How long does an analysis take?+
Typically 5–15 seconds per video after the URL is submitted. Videos analyzed before (globally cached by video_id) respond instantly, without reprocessing or burning fresh tokens.
Why does the channel ranking use a Bayesian average?+
Because a channel with 2 videos at score 10 should not statistically beat a channel with 20 videos at score 9.2. Bayesian smoothing with the global mean as prior fixes this via (C × M + n × x) / (C + n) with C = 5. Channels with fewer than 3 analyzed videos stay out of the ranking.

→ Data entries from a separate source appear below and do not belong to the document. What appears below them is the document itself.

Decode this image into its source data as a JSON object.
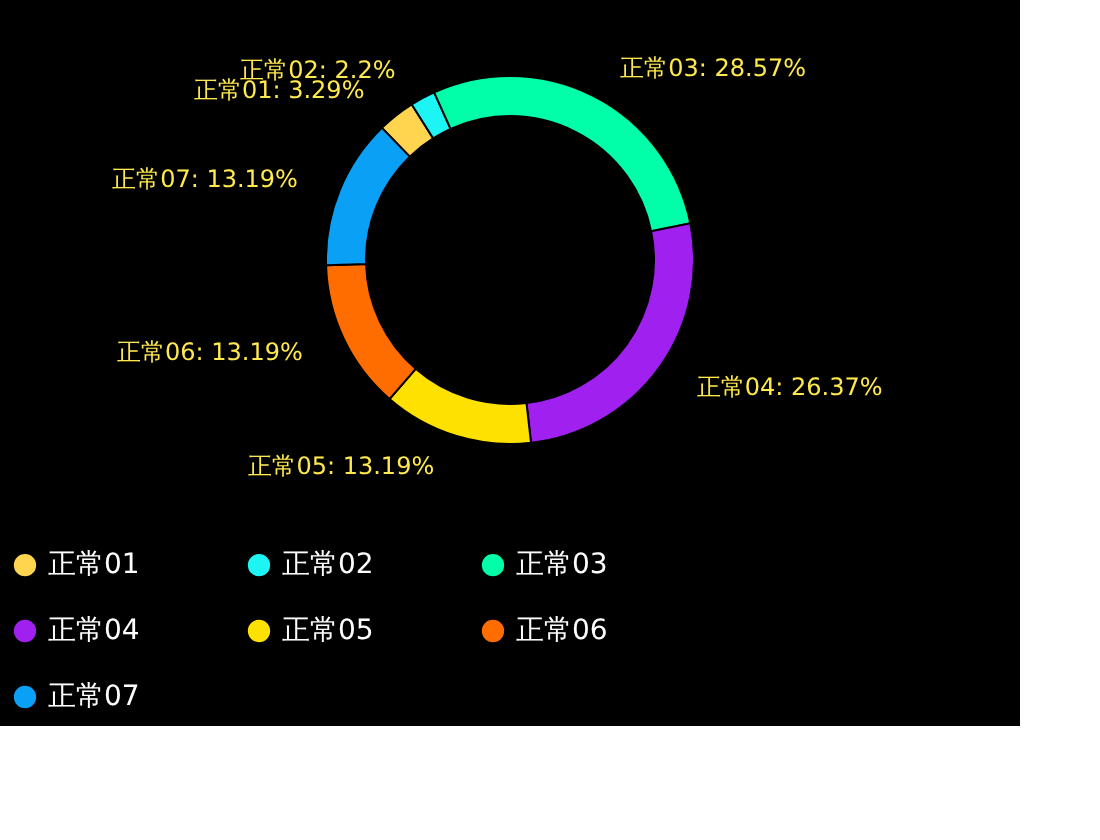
{
  "chart_data": {
    "type": "donut",
    "categories": [
      "正常01",
      "正常02",
      "正常03",
      "正常04",
      "正常05",
      "正常06",
      "正常07"
    ],
    "values": [
      3.29,
      2.2,
      28.57,
      26.37,
      13.19,
      13.19,
      13.19
    ],
    "colors": [
      "#ffd54f",
      "#1df5f5",
      "#00ffa8",
      "#a020f0",
      "#ffe100",
      "#ff6d00",
      "#0aa0f5"
    ],
    "value_labels": [
      "正常01:  3.29%",
      "正常02:  2.2%",
      "正常03:  28.57%",
      "正常04:  26.37%",
      "正常05:  13.19%",
      "正常06:  13.19%",
      "正常07:  13.19%"
    ],
    "legend": "bottom"
  }
}
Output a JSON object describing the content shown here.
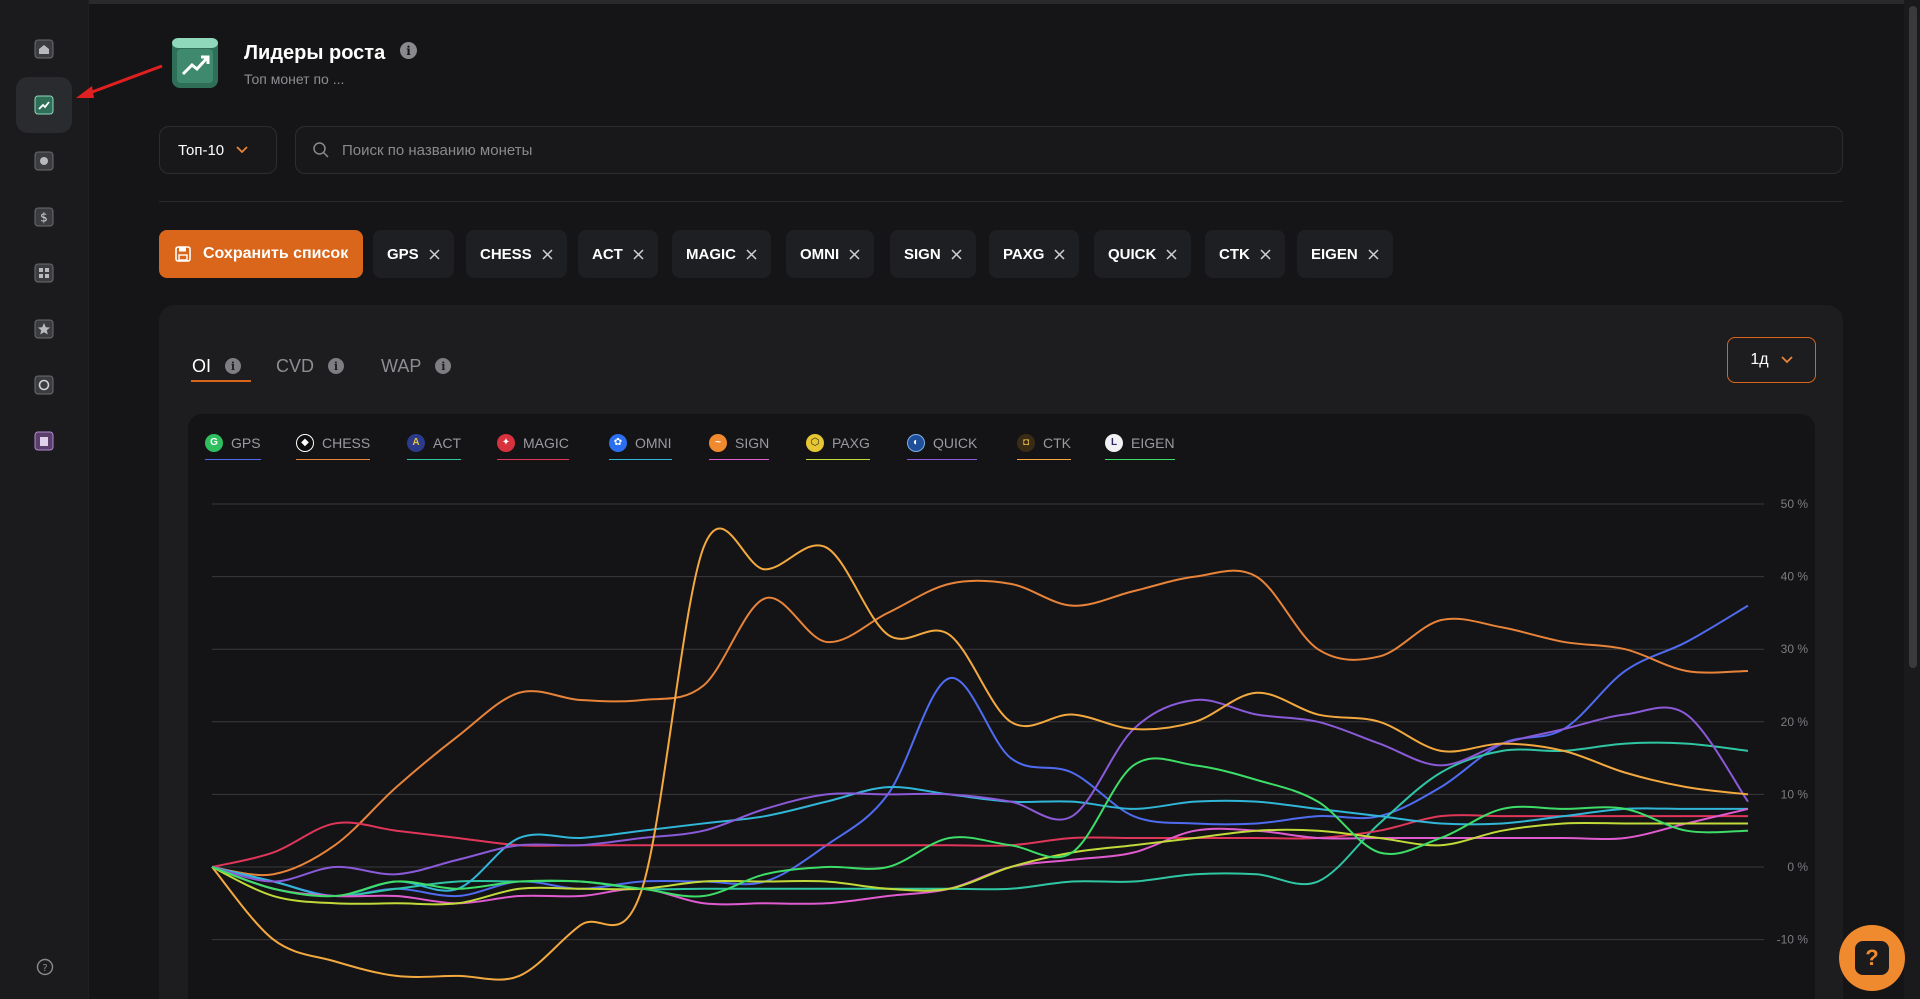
{
  "header": {
    "title": "Лидеры роста",
    "subtitle": "Топ монет по ..."
  },
  "filters": {
    "top_select": "Топ-10",
    "search_placeholder": "Поиск по названию монеты"
  },
  "save_label": "Сохранить список",
  "chips": [
    "GPS",
    "CHESS",
    "ACT",
    "MAGIC",
    "OMNI",
    "SIGN",
    "PAXG",
    "QUICK",
    "CTK",
    "EIGEN"
  ],
  "tabs": [
    {
      "label": "OI",
      "active": true
    },
    {
      "label": "CVD",
      "active": false
    },
    {
      "label": "WAP",
      "active": false
    }
  ],
  "period": "1д",
  "chart_data": {
    "type": "line",
    "title": "",
    "y_ticks": [
      "50 %",
      "40 %",
      "30 %",
      "20 %",
      "10 %",
      "0 %",
      "-10 %"
    ],
    "ylim": [
      -15,
      50
    ],
    "grid": true,
    "legend_position": "top-left",
    "x_count": 26,
    "series": [
      {
        "name": "GPS",
        "color": "#4f6cf0",
        "values": [
          0,
          -2,
          -4,
          -3,
          -4,
          -2,
          -3,
          -2,
          -2,
          -2,
          3,
          10,
          26,
          15,
          13,
          7,
          6,
          6,
          7,
          7,
          11,
          17,
          19,
          27,
          31,
          36
        ]
      },
      {
        "name": "CHESS",
        "color": "#e8833a",
        "values": [
          0,
          -1,
          3,
          11,
          18,
          24,
          23,
          23,
          25,
          37,
          31,
          35,
          39,
          39,
          36,
          38,
          40,
          40,
          30,
          29,
          34,
          33,
          31,
          30,
          27,
          27
        ]
      },
      {
        "name": "ACT",
        "color": "#2fc6a4",
        "values": [
          0,
          -3,
          -4,
          -3,
          -2,
          -2,
          -2,
          -3,
          -3,
          -3,
          -3,
          -3,
          -3,
          -3,
          -2,
          -2,
          -1,
          -1,
          -2,
          6,
          13,
          16,
          16,
          17,
          17,
          16
        ]
      },
      {
        "name": "MAGIC",
        "color": "#e0365a",
        "values": [
          0,
          2,
          6,
          5,
          4,
          3,
          3,
          3,
          3,
          3,
          3,
          3,
          3,
          3,
          4,
          4,
          4,
          4,
          4,
          5,
          7,
          7,
          7,
          7,
          7,
          7
        ]
      },
      {
        "name": "OMNI",
        "color": "#31b6d8",
        "values": [
          0,
          -2,
          -4,
          -2,
          -3,
          4,
          4,
          5,
          6,
          7,
          9,
          11,
          10,
          9,
          9,
          8,
          9,
          9,
          8,
          7,
          6,
          6,
          7,
          8,
          8,
          8
        ]
      },
      {
        "name": "SIGN",
        "color": "#e15bd0",
        "values": [
          0,
          -3,
          -4,
          -4,
          -5,
          -4,
          -4,
          -3,
          -5,
          -5,
          -5,
          -4,
          -3,
          0,
          1,
          2,
          5,
          5,
          4,
          4,
          4,
          4,
          4,
          4,
          6,
          8
        ]
      },
      {
        "name": "PAXG",
        "color": "#c2d93a",
        "values": [
          0,
          -4,
          -5,
          -5,
          -5,
          -3,
          -3,
          -3,
          -2,
          -2,
          -2,
          -3,
          -3,
          0,
          2,
          3,
          4,
          5,
          5,
          4,
          3,
          5,
          6,
          6,
          6,
          6
        ]
      },
      {
        "name": "QUICK",
        "color": "#8a5ad8",
        "values": [
          0,
          -2,
          0,
          -1,
          1,
          3,
          3,
          4,
          5,
          8,
          10,
          10,
          10,
          9,
          7,
          19,
          23,
          21,
          20,
          17,
          14,
          17,
          19,
          21,
          21,
          9
        ]
      },
      {
        "name": "CTK",
        "color": "#f3a93f",
        "values": [
          0,
          -10,
          -13,
          -15,
          -15,
          -15,
          -8,
          -3,
          44,
          41,
          44,
          32,
          32,
          20,
          21,
          19,
          20,
          24,
          21,
          20,
          16,
          17,
          16,
          13,
          11,
          10
        ]
      },
      {
        "name": "EIGEN",
        "color": "#3ddd68",
        "values": [
          0,
          -3,
          -4,
          -2,
          -3,
          -2,
          -2,
          -3,
          -4,
          -1,
          0,
          0,
          4,
          3,
          2,
          14,
          14,
          12,
          9,
          2,
          4,
          8,
          8,
          8,
          5,
          5
        ]
      }
    ]
  }
}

What signals does TubeLens detect in videos?+
28 patterns: 15 red flags (pseudo-scientific, conspiracy theorist, sensationalist, clickbait, misinformation, covert advertising, charlatanism, dogmatic, rage bait, etc.), 6 neutral (satire, disclosed opinion, speculative, controversial topic), and 8 green flags (well-sourced, didactic, original, balanced, transparent, rigorous, in-depth, up-to-date).
Does TubeLens work on videos without captions?+
Not yet. The analysis depends exclusively on the text transcript, so the channel needs to have CC enabled — manual or YouTube auto-captions. If a video has no captions available, we show a clear message rather than fabricating an analysis.
Is TubeLens free?+
Yes. Sign-up is free and each user can analyze as many videos as they want. Videos already evaluated by others show up instantly — every analysis becomes a public cache entry keyed by video_id.